A banda paulistana TEST inicia em 2026 mais uma turnê internacional, desta vez em parceria com o SOM, reforçando a circulação da música independente brasileira em circuitos globais. A colaboração marca um novo momento na trajetória do duo, que há mais de uma década constrói uma presença consistente fora do país, agora com suporte estratégico para alcançar novos territórios e públicos.
Formada em 2010, a TEST nasceu do encontro entre dois nomes experientes da cena underground de São Paulo: João Kombi (guitarra e voz) e Barata (bateria). Desde então, a banda se consolidou a partir de uma proposta estética direta e intensa, apostando em um formato enxuto que contrasta com a densidade sonora e a força de suas apresentações ao vivo.
Ao longo dos anos, o duo acumulou colaborações com artistas como Iggor Cavalera e Deafkids, além de manter uma agenda ativa de shows no Brasil e no exterior. Essa trajetória, marcada por experimentação e consistência, ajuda a explicar por que a TEST se mantém como uma das referências mais inventivas da música alternativa brasileira, e por que a parceria com o SOM surge como um passo natural de expansão.
Turnê internacional amplia alcance
A nova turnê começa pelo Japão, com uma sequência de apresentações em cidades como Tóquio, Osaka e Kyoto. Em seguida, a banda passa por outros países da Ásia, incluindo Taiwan, China, Hong Kong e Singapura, marcando sua presença em circuitos que vêm se tornando cada vez mais frequentes em sua rota.
O percurso segue pela Oceania, com shows na Nova Zelândia e participação no festival Dark Mofo, na Austrália. Na sequência, a TEST retorna à América do Sul para apresentações no Chile, mantendo a proposta de circular por diferentes contextos e envolver múltiplas realidades e culturas com sua arte.
Veja mais detalhes sobre a turnê internacional!

Intensidade e experimentação na música
Se a formação enxuta da banda poderia sugerir limitações, na TEST ela funciona como motor criativo. O duo constrói um som denso a partir de guitarras graves, baterias rápidas e vocais intensos, criando uma experiência que se sustenta tanto pelo impacto quanto pelos contrastes.

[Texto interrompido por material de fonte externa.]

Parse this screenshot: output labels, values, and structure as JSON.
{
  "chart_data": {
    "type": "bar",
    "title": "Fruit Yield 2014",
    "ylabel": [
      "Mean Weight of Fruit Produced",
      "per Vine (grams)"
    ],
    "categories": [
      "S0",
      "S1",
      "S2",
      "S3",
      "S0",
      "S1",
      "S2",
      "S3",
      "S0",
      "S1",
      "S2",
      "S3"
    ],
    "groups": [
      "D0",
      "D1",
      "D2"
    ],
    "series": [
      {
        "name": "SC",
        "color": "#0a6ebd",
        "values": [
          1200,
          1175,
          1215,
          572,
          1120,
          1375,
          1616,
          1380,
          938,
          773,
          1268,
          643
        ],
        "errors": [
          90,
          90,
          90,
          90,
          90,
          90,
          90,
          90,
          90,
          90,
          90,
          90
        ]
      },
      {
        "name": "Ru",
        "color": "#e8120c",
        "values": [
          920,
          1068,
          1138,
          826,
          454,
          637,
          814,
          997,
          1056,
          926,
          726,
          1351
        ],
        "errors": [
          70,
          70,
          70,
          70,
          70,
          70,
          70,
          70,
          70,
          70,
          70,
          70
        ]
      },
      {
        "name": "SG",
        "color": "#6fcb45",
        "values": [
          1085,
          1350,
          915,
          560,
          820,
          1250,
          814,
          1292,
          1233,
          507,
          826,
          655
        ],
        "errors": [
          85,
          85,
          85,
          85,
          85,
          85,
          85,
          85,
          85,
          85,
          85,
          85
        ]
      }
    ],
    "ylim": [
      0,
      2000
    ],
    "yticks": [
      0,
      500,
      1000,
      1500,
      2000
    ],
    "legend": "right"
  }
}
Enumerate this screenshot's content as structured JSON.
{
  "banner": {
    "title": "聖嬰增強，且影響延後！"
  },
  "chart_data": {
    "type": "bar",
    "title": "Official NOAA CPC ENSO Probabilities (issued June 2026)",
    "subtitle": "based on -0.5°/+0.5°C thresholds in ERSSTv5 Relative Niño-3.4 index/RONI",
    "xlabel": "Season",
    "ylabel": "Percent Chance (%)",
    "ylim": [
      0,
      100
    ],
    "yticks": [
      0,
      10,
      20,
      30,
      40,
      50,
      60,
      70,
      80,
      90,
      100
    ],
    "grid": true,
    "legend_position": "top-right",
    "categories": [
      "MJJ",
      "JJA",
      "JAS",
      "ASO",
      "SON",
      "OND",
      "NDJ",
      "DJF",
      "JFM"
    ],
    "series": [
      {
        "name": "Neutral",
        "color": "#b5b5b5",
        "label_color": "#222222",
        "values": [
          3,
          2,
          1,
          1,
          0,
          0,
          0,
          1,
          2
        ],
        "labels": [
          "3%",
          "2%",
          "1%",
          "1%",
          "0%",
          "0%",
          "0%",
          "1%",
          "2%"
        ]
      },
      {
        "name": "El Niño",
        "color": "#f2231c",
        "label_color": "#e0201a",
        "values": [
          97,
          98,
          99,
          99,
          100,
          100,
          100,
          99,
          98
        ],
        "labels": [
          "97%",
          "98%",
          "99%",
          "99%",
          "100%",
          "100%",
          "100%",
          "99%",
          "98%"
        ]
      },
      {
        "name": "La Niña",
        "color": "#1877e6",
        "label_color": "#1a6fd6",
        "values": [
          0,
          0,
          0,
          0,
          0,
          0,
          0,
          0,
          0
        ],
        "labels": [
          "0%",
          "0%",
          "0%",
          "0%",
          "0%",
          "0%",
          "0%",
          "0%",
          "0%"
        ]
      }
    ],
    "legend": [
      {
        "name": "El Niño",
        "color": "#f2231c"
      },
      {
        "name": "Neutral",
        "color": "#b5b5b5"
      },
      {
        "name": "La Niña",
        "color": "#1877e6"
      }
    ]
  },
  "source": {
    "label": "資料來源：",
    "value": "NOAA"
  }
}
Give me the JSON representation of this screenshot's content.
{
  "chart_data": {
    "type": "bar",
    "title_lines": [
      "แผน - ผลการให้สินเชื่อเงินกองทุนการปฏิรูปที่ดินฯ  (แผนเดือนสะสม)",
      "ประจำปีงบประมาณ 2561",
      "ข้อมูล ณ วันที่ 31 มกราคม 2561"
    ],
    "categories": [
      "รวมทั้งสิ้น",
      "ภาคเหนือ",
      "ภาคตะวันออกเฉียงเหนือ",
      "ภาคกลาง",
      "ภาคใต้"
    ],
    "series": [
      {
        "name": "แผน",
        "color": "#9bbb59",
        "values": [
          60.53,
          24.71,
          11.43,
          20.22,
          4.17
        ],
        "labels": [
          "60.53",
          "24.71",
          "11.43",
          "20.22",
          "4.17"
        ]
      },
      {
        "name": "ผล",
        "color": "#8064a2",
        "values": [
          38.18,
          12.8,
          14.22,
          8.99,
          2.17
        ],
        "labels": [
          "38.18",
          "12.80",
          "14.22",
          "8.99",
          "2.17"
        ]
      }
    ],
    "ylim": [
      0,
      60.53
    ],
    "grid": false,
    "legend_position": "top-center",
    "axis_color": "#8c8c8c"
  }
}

“Dinâmicas mais baixas e silêncios sempre foram presentes no nosso som”, afirma João Kombi, indicando que a tensão entre excesso e contenção é parte central da identidade da banda.
Essa lógica se estende também às colaborações e aos processos criativos. Para Barata, não há elementos fixos ou intocáveis: “A gente se vê como uma banda sem regras quanto ao som”. Essa abertura permite que a TEST transite com fluidez entre diferentes cenas, do metal extremo a ambientes mais experimentais, incluindo espaços ligados ao jazz.
Mais do que adaptação a mercados ou estruturas, a trajetória internacional da TEST se construiu a partir de uma lógica própria de circulação. A banda mantém a mesma abordagem independentemente do contexto, seja em casas estruturadas ou espaços alternativos.
“A gente sempre tentou tocar no máximo de lugares diferentes possíveis. Lugar com estrutura, lugar sem estrutura, não importa”, resume Barata. Esse princípio se mantém na nova turnê, segundo o baterista, o espetáculo não sofre alterações para se adequar a circuitos mais organizados: “o show é o mesmo”.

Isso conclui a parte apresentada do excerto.